Birinci film tutunca ilk filmde Xate ana ölmesine rağmen ikincisinde daha fazla para getirsin diye mezarından çıkarıp bir ilke imza atmış Sermiyan Midyat. Üstelik filmi tanıtan demeçlerinde de izleyenlerin bu ikinci filmde üç kat daha fazla mizah bulunabileceğini ifade etmiş. Yani özetle Kürt toplum yaşamını ve gerçekten de büyük anlam ve değer taşıyan Kürdistan’ın ilk kadın belediye başkanının hikayesini daha da sulandırarak filmin ikincisini çekmiş.
Birinci filmdeki kadın karakterler; askere aşık olan Gulê adının anlamı Kürtçede ‘gül gibi’ demek olmasına rağmen isminin anlamından habersizdir. Hatta annesi ve kardeşleri de. Kürtler kendilerine koydukları isimlerin anlamını bilmeyecek kadar rasgele ve cahildir demek istemiş Semiryan Bey. Yine bir Kürt kızı askere aşık olunca, kimliği yok sayılan Kürtler ile onların dilini, kimliğini yok sayan beyaz Türklerin birbirini anlayacağı ve aslında bir sorun olmadığı mesajı. Kız alıp vermişiz ya daha ne sorunumuz olsun değil mi?
Filmin diğer kadın karakterleri durmadan hakarete maruz kalan kör, topal, çirkin Fehime ve genç-güzel hizmetçi-metres Nebile. Bir de toplumsal mesaj vermek için Xate’nin intihar ve töre cinayetlerinden kurtardığı küçük kızlar. Yine bir felaket tablosu. Kürdistan kadınları cahil, çirkin, metres, töre kurbanı. Bol bol komedi malzemesi, Sermiyan beyin daha da semirmesi için kazanç kapısı.
Henüz hükümet kadın 2 filmini izlemedim. Muhtemelen birinciden daha korkunç bir tablo ile karşılaşacağız. Zaten ikinci filmin tanıtım sürecinde Sermiyan Midyat’ın bir akrabasının babaannesini rezil ettiği için ona dava açması ile gerçekler ortaya çıkıyor. Aslında Xate ana birkaç dil bilen, okuma yazması olan ve muhtemelen politikanın “p”sinden ve daha fazla şeyden anlayan bir kadınmış. Ancak filmi yapılsa bu kafalardaki Kürt kadın imgesini alt üst edecek bir kimlik olurdu herhalde. Hani Kürt kadınları cahil, töre kurbanı, kaderine razı yada yarı deli olmalı ya. Bu istisnai örneği işlemek yerine manipüle etmek daha fazla işlerine gelmiş olmalı.
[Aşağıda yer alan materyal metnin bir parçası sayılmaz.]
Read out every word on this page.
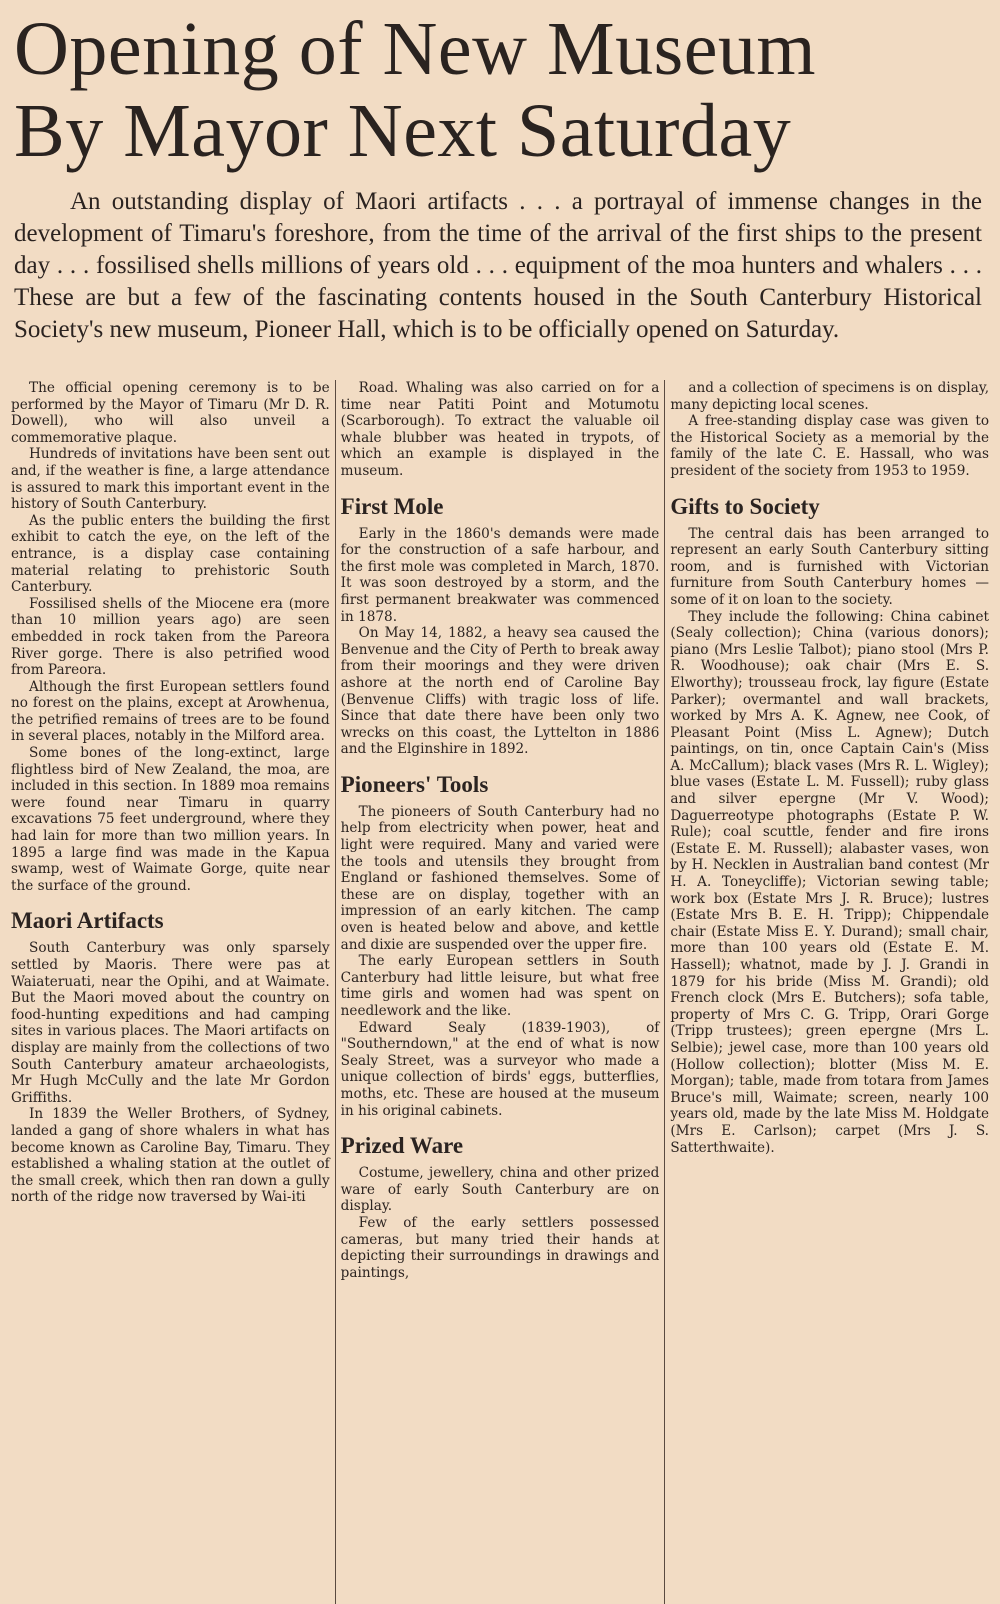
Opening of New Museum
By Mayor Next Saturday

An outstanding display of Maori artifacts . . . a portrayal of immense changes in the development of Timaru's foreshore, from the time of the arrival of the first ships to the present day . . . fossilised shells millions of years old . . . equipment of the moa hunters and whalers . . . These are but a few of the fascinating contents housed in the South Canterbury Historical Society's new museum, Pioneer Hall, which is to be officially opened on Saturday.

The official opening ceremony is to be performed by the Mayor of Timaru (Mr D. R. Dowell), who will also unveil a commemorative plaque.

Hundreds of invitations have been sent out and, if the weather is fine, a large attendance is assured to mark this important event in the history of South Canterbury.

As the public enters the building the first exhibit to catch the eye, on the left of the entrance, is a display case containing material relating to prehistoric South Canterbury.

Fossilised shells of the Miocene era (more than 10 million years ago) are seen embedded in rock taken from the Pareora River gorge. There is also petrified wood from Pareora.

Although the first European settlers found no forest on the plains, except at Arowhenua, the petrified remains of trees are to be found in several places, notably in the Milford area.

Some bones of the long-extinct, large flightless bird of New Zealand, the moa, are included in this section. In 1889 moa remains were found near Timaru in quarry excavations 75 feet underground, where they had lain for more than two million years. In 1895 a large find was made in the Kapua swamp, west of Waimate Gorge, quite near the surface of the ground.

Maori Artifacts

South Canterbury was only sparsely settled by Maoris. There were pas at Waiateruati, near the Opihi, and at Waimate. But the Maori moved about the country on food-hunting expeditions and had camping sites in various places. The Maori artifacts on display are mainly from the collections of two South Canterbury amateur archaeologists, Mr Hugh McCully and the late Mr Gordon Griffiths.

In 1839 the Weller Brothers, of Sydney, landed a gang of shore whalers in what has become known as Caroline Bay, Timaru. They established a whaling station at the outlet of the small creek, which then ran down a gully north of the ridge now traversed by Wai-iti

Road. Whaling was also carried on for a time near Patiti Point and Motumotu (Scarborough). To extract the valuable oil whale blubber was heated in trypots, of which an example is displayed in the museum.

First Mole

Early in the 1860's demands were made for the construction of a safe harbour, and the first mole was completed in March, 1870. It was soon destroyed by a storm, and the first permanent breakwater was commenced in 1878.

On May 14, 1882, a heavy sea caused the Benvenue and the City of Perth to break away from their moorings and they were driven ashore at the north end of Caroline Bay (Benvenue Cliffs) with tragic loss of life. Since that date there have been only two wrecks on this coast, the Lyttelton in 1886 and the Elginshire in 1892.

Pioneers' Tools

The pioneers of South Canterbury had no help from electricity when power, heat and light were required. Many and varied were the tools and utensils they brought from England or fashioned themselves. Some of these are on display, together with an impression of an early kitchen. The camp oven is heated below and above, and kettle and dixie are suspended over the upper fire.

The early European settlers in South Canterbury had little leisure, but what free time girls and women had was spent on needlework and the like.

Edward Sealy (1839-1903), of "Southerndown," at the end of what is now Sealy Street, was a surveyor who made a unique collection of birds' eggs, butterflies, moths, etc. These are housed at the museum in his original cabinets.

Prized Ware

Costume, jewellery, china and other prized ware of early South Canterbury are on display.

Few of the early settlers possessed cameras, but many tried their hands at depicting their surroundings in drawings and paintings,

and a collection of specimens is on display, many depicting local scenes.

A free-standing display case was given to the Historical Society as a memorial by the family of the late C. E. Hassall, who was president of the society from 1953 to 1959.

Gifts to Society

The central dais has been arranged to represent an early South Canterbury sitting room, and is furnished with Victorian furniture from South Canterbury homes — some of it on loan to the society.

They include the following: China cabinet (Sealy collection); China (various donors); piano (Mrs Leslie Talbot); piano stool (Mrs P. R. Woodhouse); oak chair (Mrs E. S. Elworthy); trousseau frock, lay figure (Estate Parker); overmantel and wall brackets, worked by Mrs A. K. Agnew, nee Cook, of Pleasant Point (Miss L. Agnew); Dutch paintings, on tin, once Captain Cain's (Miss A. McCallum); black vases (Mrs R. L. Wigley); blue vases (Estate L. M. Fussell); ruby glass and silver epergne (Mr V. Wood); Daguerreotype photographs (Estate P. W. Rule); coal scuttle, fender and fire irons (Estate E. M. Russell); alabaster vases, won by H. Necklen in Australian band contest (Mr H. A. Toneycliffe); Victorian sewing table; work box (Estate Mrs J. R. Bruce); lustres (Estate Mrs B. E. H. Tripp); Chippendale chair (Estate Miss E. Y. Durand); small chair, more than 100 years old (Estate E. M. Hassell); whatnot, made by J. J. Grandi in 1879 for his bride (Miss M. Grandi); old French clock (Mrs E. Butchers); sofa table, property of Mrs C. G. Tripp, Orari Gorge (Tripp trustees); green epergne (Mrs L. Selbie); jewel case, more than 100 years old (Hollow collection); blotter (Miss M. E. Morgan); table, made from totara from James Bruce's mill, Waimate; screen, nearly 100 years old, made by the late Miss M. Holdgate (Mrs E. Carlson); carpet (Mrs J. S. Satterthwaite).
Benim Ve Roz’un Yenik Kadınları
Benim ve Roz’un sonbaharı filmi de Hasankeyf’in korunması mücadelesi ekseninde Kürtleri ve Kürdistan’ı konu alıyor. Film bir miting görüntüsü ile başlıyor. Başarısızlığa uğrayan direniş sadece yerel bir gazetede baraj yapan şirketi teşhir eden Metin, kardeşi ve birkaç arkadaşının omzuna kalmıştır. Filmdeki kadınlar gerilladan kaçan Berfin, fuhuş yapan annesi ile sorunları olan yoksul Kürt kızı Rozerin, İstanbul’dan gelen ve eski bir dansöz olan Tijen hanım, Metin’in dırdırcı çaçaron annesi, elinde silahla bahçesini koruyan Tijen’in kuması deli kadın. Bakın şu Kürdistan’ın kadın profiline. Anlaşılan hiçbir pozitif örneğe rastlanmamış yada rastlanmak istenmemiş.
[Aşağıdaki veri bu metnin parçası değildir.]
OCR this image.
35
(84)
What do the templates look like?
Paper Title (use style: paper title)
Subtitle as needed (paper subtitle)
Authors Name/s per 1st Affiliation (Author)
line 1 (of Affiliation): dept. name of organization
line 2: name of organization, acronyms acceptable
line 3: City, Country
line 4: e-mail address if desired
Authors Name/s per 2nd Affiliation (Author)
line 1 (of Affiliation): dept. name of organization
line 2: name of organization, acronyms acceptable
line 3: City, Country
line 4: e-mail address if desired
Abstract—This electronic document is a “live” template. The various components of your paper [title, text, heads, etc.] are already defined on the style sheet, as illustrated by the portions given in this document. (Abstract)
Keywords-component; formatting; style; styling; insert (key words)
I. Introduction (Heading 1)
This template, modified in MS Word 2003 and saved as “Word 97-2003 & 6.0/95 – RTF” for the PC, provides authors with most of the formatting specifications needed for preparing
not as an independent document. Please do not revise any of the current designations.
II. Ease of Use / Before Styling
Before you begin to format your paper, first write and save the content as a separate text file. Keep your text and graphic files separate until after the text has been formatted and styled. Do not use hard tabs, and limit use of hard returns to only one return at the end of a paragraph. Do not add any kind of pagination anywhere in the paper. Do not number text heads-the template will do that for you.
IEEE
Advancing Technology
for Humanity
Kürdistan’ da yürüyen bir mücadele ve savaş gerçeğini es geçen film Irak’a ABD müdahalesini öne çıkarıyor. Irak’a müdahale esnasında güney Kürtlerinin mağdur olup sınırı geçmesi gibi bir durum olmamasına rağmen filmin sonlarında evlerini terk eden Hasankeyf yerlileri ile bu “savaş mağduru Kürtlerin” buluşması ile verilmek istenen mesaj nedir bilemiyoruz. Film boyunca Kürdistan semalarında Kuzey Kürdistan dağlarını bombalayan Türk savaş uçakları yerine Irak’a müdahale eden ABD uçaklarının verilmesi de Kemalist bakış açısının yansıması olsa gerek.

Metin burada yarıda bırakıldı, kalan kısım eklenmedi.